Это было похоже на то, как я работала со сновидениями во время анализа: я выбирала образ и внимательно изучала его, и в то время, пока я его изучала,– он изменялся. А затем я изучала его еще внимательней и ждала, во что он превратится. Мэри научила меня замечать образы и телесные ощущения и двигаться, отталкиваясь от них. Ты ждешь, и что?то происходит, ты следуешь за этим, и затем оказываешься в ином внутреннем ландшафте, взаимодействуя с тем, кто или что возникает.

Она начинала свои занятия с партерной разминки в технике танца модерн, т.е. мы сидели на полу и делали ряд разогревающих упражнений. Но при разминках она уделяла деталям гораздо больше внимания, чем мои прежние наставники. Она хотела, чтобы ученики чувствовали качество движения и особенно внимательно относились к переходам. Например, если мы поднимали руки над головой, разъединяя и раскрывая их, она разбивала движение на мельчайшие детали, которые возникали в ту долю секунды, когда руки достигали высшей точки и начинали раскрываться. Мы останавливались на этом мгновении и работали с ним снова и снова. Желая наделить тело сознанием, она просила учеников вслушиваться в то, как движение ощущается изнутри.

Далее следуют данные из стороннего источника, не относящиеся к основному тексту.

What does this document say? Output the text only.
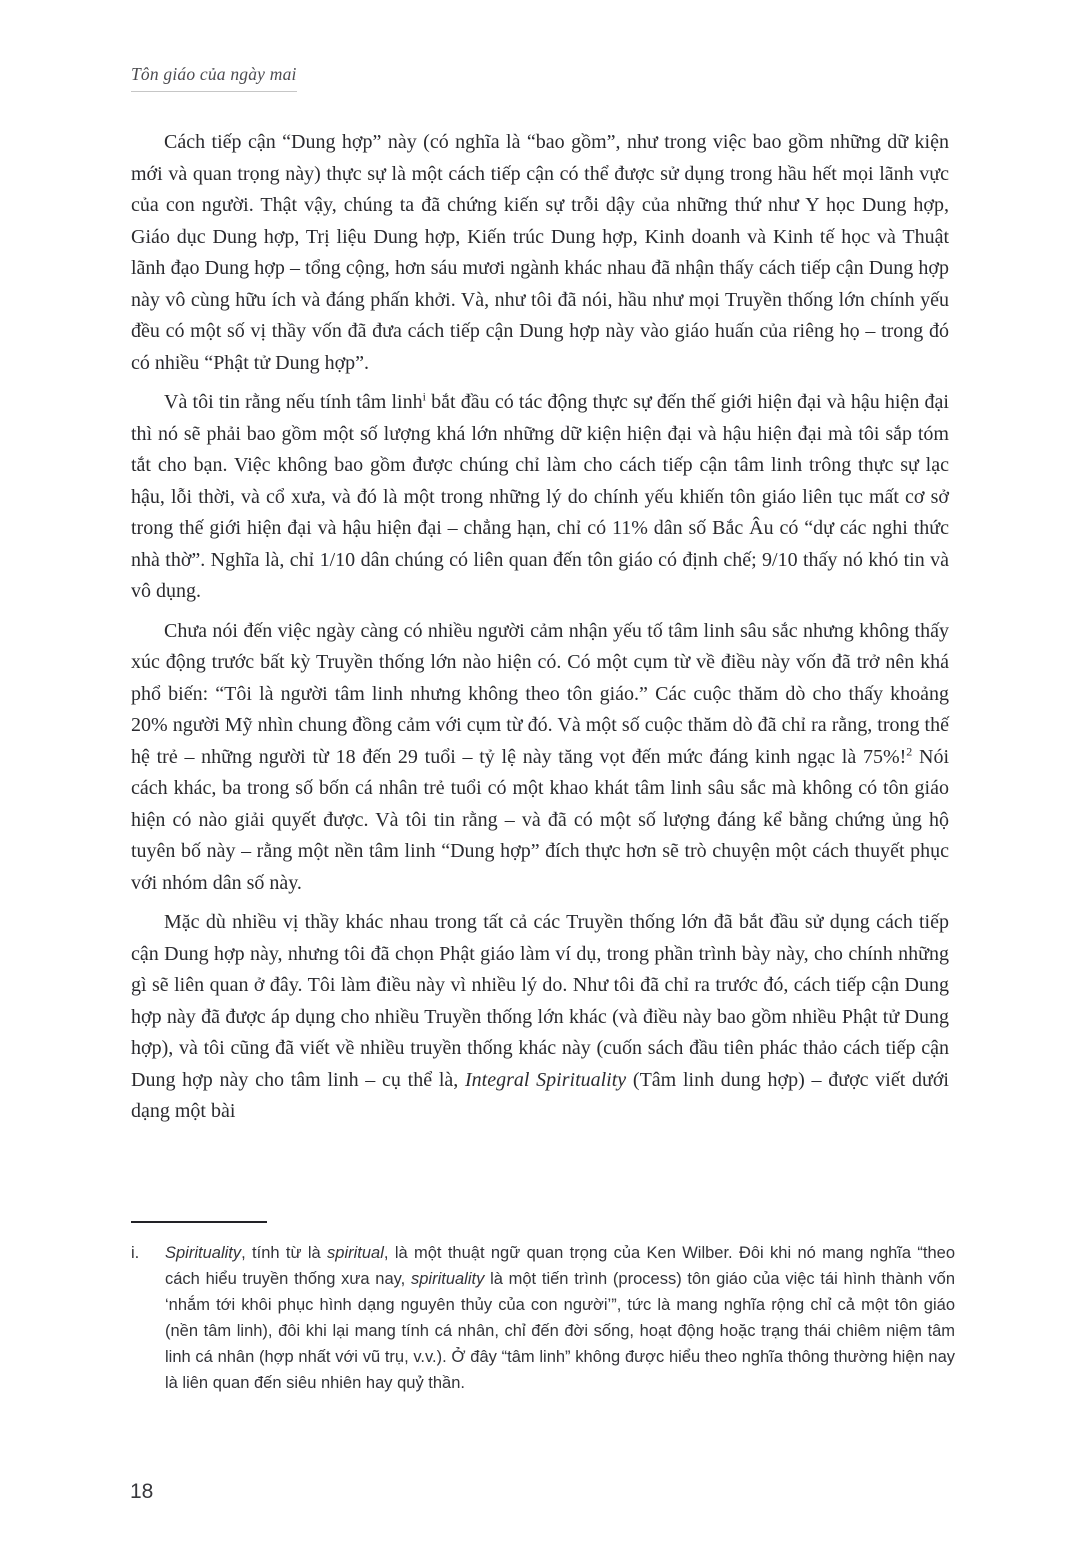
Tôn giáo của ngày mai

Cách tiếp cận “Dung hợp” này (có nghĩa là “bao gồm”, như trong việc bao gồm những dữ kiện mới và quan trọng này) thực sự là một cách tiếp cận có thể được sử dụng trong hầu hết mọi lãnh vực của con người. Thật vậy, chúng ta đã chứng kiến sự trỗi dậy của những thứ như Y học Dung hợp, Giáo dục Dung hợp, Trị liệu Dung hợp, Kiến trúc Dung hợp, Kinh doanh và Kinh tế học và Thuật lãnh đạo Dung hợp – tổng cộng, hơn sáu mươi ngành khác nhau đã nhận thấy cách tiếp cận Dung hợp này vô cùng hữu ích và đáng phấn khởi. Và, như tôi đã nói, hầu như mọi Truyền thống lớn chính yếu đều có một số vị thầy vốn đã đưa cách tiếp cận Dung hợp này vào giáo huấn của riêng họ – trong đó có nhiều “Phật tử Dung hợp”.

Và tôi tin rằng nếu tính tâm linh$^i$ bắt đầu có tác động thực sự đến thế giới hiện đại và hậu hiện đại thì nó sẽ phải bao gồm một số lượng khá lớn những dữ kiện hiện đại và hậu hiện đại mà tôi sắp tóm tắt cho bạn. Việc không bao gồm được chúng chỉ làm cho cách tiếp cận tâm linh trông thực sự lạc hậu, lỗi thời, và cổ xưa, và đó là một trong những lý do chính yếu khiến tôn giáo liên tục mất cơ sở trong thế giới hiện đại và hậu hiện đại – chẳng hạn, chỉ có 11% dân số Bắc Âu có “dự các nghi thức nhà thờ”. Nghĩa là, chỉ 1/10 dân chúng có liên quan đến tôn giáo có định chế; 9/10 thấy nó khó tin và vô dụng.

Chưa nói đến việc ngày càng có nhiều người cảm nhận yếu tố tâm linh sâu sắc nhưng không thấy xúc động trước bất kỳ Truyền thống lớn nào hiện có. Có một cụm từ về điều này vốn đã trở nên khá phổ biến: “Tôi là người tâm linh nhưng không theo tôn giáo.” Các cuộc thăm dò cho thấy khoảng 20% người Mỹ nhìn chung đồng cảm với cụm từ đó. Và một số cuộc thăm dò đã chỉ ra rằng, trong thế hệ trẻ – những người từ 18 đến 29 tuổi – tỷ lệ này tăng vọt đến mức đáng kinh ngạc là 75%!$^2$ Nói cách khác, ba trong số bốn cá nhân trẻ tuổi có một khao khát tâm linh sâu sắc mà không có tôn giáo hiện có nào giải quyết được. Và tôi tin rằng – và đã có một số lượng đáng kể bằng chứng ủng hộ tuyên bố này – rằng một nền tâm linh “Dung hợp” đích thực hơn sẽ trò chuyện một cách thuyết phục với nhóm dân số này.

Mặc dù nhiều vị thầy khác nhau trong tất cả các Truyền thống lớn đã bắt đầu sử dụng cách tiếp cận Dung hợp này, nhưng tôi đã chọn Phật giáo làm ví dụ, trong phần trình bày này, cho chính những gì sẽ liên quan ở đây. Tôi làm điều này vì nhiều lý do. Như tôi đã chỉ ra trước đó, cách tiếp cận Dung hợp này đã được áp dụng cho nhiều Truyền thống lớn khác (và điều này bao gồm nhiều Phật tử Dung hợp), và tôi cũng đã viết về nhiều truyền thống khác này (cuốn sách đầu tiên phác thảo cách tiếp cận Dung hợp này cho tâm linh – cụ thể là, Integral Spirituality (Tâm linh dung hợp) – được viết dưới dạng một bài

i.	Spirituality, tính từ là spiritual, là một thuật ngữ quan trọng của Ken Wilber. Đôi khi nó mang nghĩa “theo cách hiểu truyền thống xưa nay, spirituality là một tiến trình (process) tôn giáo của việc tái hình thành vốn ‘nhắm tới khôi phục hình dạng nguyên thủy của con người’”, tức là mang nghĩa rộng chỉ cả một tôn giáo (nền tâm linh), đôi khi lại mang tính cá nhân, chỉ đến đời sống, hoạt động hoặc trạng thái chiêm niệm tâm linh cá nhân (hợp nhất với vũ trụ, v.v.). Ở đây “tâm linh” không được hiểu theo nghĩa thông thường hiện nay là liên quan đến siêu nhiên hay quỷ thần.
18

Мэри часто предлагала прорабатывать в движении определенные темы. Например, можно ли использовать движения, чтобы выявить взаимоотношения между парами противоположностей, таких, как: открытое и закрытое, верх и низ, узкое и широкое, левое и правое, толкать и тянуть? В какой бы позиции я ни начинала работу: стоя, сидя или лежа на полу,– каждый раз я переживала удивительный опыт, когда мое тело раскрывалось настолько, насколько хотело, а затем наступало ощущение того мгновения, когда раскрытие подходило к концу и неизбежно превращалось в свою противоположность. Затем, когда я продолжала закрываться, приходил момент, когда закрытие завершалось и начинался повторный цикл. Такая длительная глубинная работа с любой парой противоположностей приводила танцора к переживанию мощного, полностью материализованного ощущения полярности и динамической взаимосвязи противоположностей. На занятиях Мэри редко говорила о Дао, но она знала, что тело, равно как и душа, формируется благодаря напряжению многих противоположностей. Любое сознательное действие человека требует работы, по крайней мере, двух мышц: сгибающей и разгибающей. Каждая ось тела организована посредством противоположностей: трехмерное существо живет одновременно в вертикальной (вверх – вниз), латеральной (влево – вправо) и сагиттальной (вперед – назад) осях. Если мы будем осознанно вслушиваться в простейшие движения тела, мы ощутим взаимосвязь и взаимозависимость противоположностей.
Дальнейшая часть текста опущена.